Di hari yang lain, Irene yang baru saja turun dari lantai dua terlihat sangat rapi. Bahkan cincin pernikahan yang tidak pernah dia kenakan, kali ini melingkar indah di jari manis sisi kanannya.
"Mau kemana? Kok pakai perhiasan?"
"Hmm?" Irene mengalihkan pandangan ke arah Aksara yang memberinya segelas kopi panas.
"Mau ngajar."
"Harus banget dandan?"
Irene mengernyitkan dahinya. "Biasanya ke rumah sakit kan juga dandan?" Tanyanya tidak mengerti.
"Ya tapi kan gak yang begini banget dandannya." Ujarnya dengan ekspresi tidak suka.
Irene menghela napasnya. Entah kenapa akhir-akhir ini suaminya sedikit rewel dalam banyak hal, terutama dalam hal penampilannya saat harus keluar rumah.
"Mas gak kerja?"
Aksara menggelengkan kepala. "Nanti malam kan gala premiere filmku. Kamu datang kan?"
"Lihat nanti mas. Kalau nggak punya pasien urgent ya aku datang."
Lagi Aksara tidak bisa melawan kalau urusannya sudah tentang rumah sakit ataupun pasien Irene.
Aksara menarik kursi yang berada tepat di depan Irene walaupun mereka berdua disekat oleh meja makan.
"Rene, untuk kejadian yang malam itu..."
Aksara tidak melanjutkan kalimatnya saat Irene memberi tanda dengan tangannya agar Aksara berhenti.
"Anggap aja nggak pernah terjadi mas. Lagi pula waktu itu aku juga mabuk, emosi sama hormon aku juga lagi gak stabil. Anggap aja kita berdua cuma terbawa suasana."
Aksara tidak lagi bisa merespon ucapan Irene. Kerongkongannya terasa tercekat, membuat satupun kata tidak ada yang bisa keluar dari bibirnya.
Pagi itu, setelah Irene selesai mandi. Wanita cantik itu tiba-tiba mengatakan agar mereka berdua melupakan kejadian tentang ciuman panas mereka di malam sebelumnya. Entah apa yang terjadi selama Aksara meninggalkannya di kamar mandi, tetapi Irene benar-benar menjadi orang yang berbeda saat turun dari lantai dua.
Sikapnya kembali dingin, dia benar-benar kembali menerapkan batasan antara mereka berdua bahkan hingga hari ini, satu minggu setelah kejadian tersebut.

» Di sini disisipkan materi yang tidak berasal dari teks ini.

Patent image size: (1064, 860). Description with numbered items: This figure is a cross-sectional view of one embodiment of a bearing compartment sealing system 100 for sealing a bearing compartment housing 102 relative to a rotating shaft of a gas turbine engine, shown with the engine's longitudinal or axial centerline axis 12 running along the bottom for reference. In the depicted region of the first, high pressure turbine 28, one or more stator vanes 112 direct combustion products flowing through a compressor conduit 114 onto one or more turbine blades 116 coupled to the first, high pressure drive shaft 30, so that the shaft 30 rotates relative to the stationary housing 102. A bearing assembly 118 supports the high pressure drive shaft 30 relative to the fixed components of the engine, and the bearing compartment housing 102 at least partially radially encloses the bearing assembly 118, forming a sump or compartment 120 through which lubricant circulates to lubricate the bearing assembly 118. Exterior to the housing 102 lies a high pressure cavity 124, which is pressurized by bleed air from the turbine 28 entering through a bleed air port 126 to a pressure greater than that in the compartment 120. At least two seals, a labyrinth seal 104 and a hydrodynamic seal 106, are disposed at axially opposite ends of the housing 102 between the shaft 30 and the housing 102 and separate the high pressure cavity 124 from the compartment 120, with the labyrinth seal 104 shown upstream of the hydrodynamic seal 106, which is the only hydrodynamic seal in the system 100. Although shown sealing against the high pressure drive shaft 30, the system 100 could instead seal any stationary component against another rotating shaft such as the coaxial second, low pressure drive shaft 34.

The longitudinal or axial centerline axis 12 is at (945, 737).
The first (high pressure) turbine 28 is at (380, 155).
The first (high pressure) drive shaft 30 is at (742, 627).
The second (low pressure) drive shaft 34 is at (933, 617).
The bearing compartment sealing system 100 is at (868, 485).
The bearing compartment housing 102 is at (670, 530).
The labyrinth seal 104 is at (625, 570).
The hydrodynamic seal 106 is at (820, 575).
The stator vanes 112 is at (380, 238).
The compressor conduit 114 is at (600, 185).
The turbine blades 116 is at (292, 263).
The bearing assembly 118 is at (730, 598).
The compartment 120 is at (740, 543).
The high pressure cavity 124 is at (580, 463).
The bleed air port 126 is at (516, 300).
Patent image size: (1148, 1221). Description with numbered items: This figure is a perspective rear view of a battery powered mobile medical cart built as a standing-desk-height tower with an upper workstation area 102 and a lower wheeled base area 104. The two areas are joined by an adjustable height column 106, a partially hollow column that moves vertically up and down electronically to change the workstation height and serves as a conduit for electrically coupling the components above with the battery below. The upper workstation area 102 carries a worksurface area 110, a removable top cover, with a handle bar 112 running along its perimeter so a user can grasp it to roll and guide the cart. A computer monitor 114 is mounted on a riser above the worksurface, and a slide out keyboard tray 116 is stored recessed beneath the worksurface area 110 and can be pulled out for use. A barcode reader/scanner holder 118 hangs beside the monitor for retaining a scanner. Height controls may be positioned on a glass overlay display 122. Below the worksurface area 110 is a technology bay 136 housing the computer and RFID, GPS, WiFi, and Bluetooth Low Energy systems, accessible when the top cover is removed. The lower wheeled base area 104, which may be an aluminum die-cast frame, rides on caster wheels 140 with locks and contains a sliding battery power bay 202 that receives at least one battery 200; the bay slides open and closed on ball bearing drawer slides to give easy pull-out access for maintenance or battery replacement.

Di sisi lain, Irene yang saat itu menatap dirinya di cermin masih merasakan sensasi menggebu dari ciuman panas mereka malam itu. Hanya saja, keraguan dalam dirinya tiba-tiba menyeruak kuat. Jutaan pertanyaan tiba-tiba terlintas dibenaknya. Ada ketakutan sang suami akan bersikap seperti sang papa di masa depan yang membuatnya harus berpikir ulang sebelum menyerahkan seluruh tubuhnya untuk Aksara.
Hari itu, Aksara yang memang tidak memiliki agenda apapun memutuskan untuk mengantar sang istri ke kampus tempatnya mengajar. Tentu saja terjadi perdebatan yang cukup alot sebelum akhirnya Irene menyetujuinya.

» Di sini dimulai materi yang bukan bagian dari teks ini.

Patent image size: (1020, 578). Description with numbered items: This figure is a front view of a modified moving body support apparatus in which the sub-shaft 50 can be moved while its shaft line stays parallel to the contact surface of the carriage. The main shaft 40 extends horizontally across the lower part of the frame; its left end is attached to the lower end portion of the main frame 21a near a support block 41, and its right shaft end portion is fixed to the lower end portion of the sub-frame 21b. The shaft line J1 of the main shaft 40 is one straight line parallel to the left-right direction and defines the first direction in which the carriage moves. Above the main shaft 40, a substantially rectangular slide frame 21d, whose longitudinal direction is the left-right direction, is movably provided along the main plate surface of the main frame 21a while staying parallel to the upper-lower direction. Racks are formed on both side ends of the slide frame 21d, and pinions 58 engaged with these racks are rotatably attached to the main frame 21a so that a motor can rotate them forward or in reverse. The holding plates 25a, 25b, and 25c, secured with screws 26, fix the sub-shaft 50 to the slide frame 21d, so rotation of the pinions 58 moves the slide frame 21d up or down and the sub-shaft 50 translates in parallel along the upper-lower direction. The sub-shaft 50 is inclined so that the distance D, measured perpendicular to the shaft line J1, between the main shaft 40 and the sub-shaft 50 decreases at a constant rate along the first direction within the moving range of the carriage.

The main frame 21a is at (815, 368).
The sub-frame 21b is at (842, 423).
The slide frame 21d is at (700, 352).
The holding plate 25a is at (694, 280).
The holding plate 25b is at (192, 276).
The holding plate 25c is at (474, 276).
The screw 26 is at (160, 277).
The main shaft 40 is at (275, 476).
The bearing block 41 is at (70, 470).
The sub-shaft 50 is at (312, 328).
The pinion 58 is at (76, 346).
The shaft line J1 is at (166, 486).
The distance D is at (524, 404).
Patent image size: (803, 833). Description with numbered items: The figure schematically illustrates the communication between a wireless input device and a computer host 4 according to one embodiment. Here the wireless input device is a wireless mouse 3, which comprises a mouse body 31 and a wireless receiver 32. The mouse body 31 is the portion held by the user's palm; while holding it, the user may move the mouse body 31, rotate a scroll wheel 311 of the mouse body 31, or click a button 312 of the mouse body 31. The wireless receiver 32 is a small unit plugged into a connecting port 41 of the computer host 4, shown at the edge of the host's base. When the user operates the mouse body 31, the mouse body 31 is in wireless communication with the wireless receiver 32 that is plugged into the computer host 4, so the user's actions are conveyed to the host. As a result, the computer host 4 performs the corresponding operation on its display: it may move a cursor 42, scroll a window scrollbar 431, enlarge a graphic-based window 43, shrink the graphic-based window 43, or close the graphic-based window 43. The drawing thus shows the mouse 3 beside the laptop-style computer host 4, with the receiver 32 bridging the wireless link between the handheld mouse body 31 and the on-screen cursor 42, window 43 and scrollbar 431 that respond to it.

"Nanti aku jemput terus sekalian makan siang?" Tanya Aksara begitu menghentikan mobilnya di area parkir kampus.
"Harus banget makan siang bareng?"
"Ya kan kita belum quality time minggu ini Rene. Kan sesuai perjanjian,-"

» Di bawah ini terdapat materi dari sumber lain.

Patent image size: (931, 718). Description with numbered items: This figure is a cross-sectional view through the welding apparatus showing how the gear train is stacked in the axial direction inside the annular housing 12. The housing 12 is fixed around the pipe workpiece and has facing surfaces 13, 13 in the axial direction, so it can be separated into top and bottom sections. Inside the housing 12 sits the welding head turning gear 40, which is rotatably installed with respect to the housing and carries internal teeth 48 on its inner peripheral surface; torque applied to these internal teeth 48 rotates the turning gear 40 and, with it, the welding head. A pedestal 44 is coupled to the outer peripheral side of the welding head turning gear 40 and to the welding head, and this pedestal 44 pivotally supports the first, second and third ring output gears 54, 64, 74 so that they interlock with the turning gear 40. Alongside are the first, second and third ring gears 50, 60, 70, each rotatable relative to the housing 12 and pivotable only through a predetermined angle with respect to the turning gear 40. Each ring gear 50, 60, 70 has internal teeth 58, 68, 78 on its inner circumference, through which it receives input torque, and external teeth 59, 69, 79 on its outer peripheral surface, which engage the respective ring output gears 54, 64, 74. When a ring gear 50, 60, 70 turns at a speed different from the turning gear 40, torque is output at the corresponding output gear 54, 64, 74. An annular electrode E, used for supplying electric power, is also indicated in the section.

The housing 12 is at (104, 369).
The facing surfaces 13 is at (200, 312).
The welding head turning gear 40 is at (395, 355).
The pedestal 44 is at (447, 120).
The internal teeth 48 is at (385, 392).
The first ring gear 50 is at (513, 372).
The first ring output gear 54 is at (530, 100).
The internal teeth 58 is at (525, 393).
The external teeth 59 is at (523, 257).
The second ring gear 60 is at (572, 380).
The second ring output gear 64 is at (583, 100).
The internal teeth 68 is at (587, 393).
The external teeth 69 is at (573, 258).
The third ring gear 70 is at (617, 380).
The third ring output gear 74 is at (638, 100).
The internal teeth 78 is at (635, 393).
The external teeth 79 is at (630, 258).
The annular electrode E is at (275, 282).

"Oke. Tapi makan di kantin kampus aja ya? Aku habis itu masih ada jam ngajar lagi soalnya." Selanya sebelum Aksara membahas lebih jauh tentang perjanjian yang mereka setujui di awal pernikahan mereka.
Aksara mengangguk setuju sembari membiarkan sang istri keluar dari mobilnya. Lambaian tangannya hanya dijawab dengan lirikan aneh dari Irene, dan itu adalah hal yang biasa bagi Aksara.

KAMU SEDANG MEMBACA
Best Wedding
FanfictionIrene dan Aksara yang bersahabat semenjak bayi tiba-tiba harus menjadi sepasang suami istri akibat perjodohan karena mereka tidak juga menikah hingga usia mereka menginjak kepala 3. Entah pernikahan seperti apa yang mereka jalani, yang jelas apabila...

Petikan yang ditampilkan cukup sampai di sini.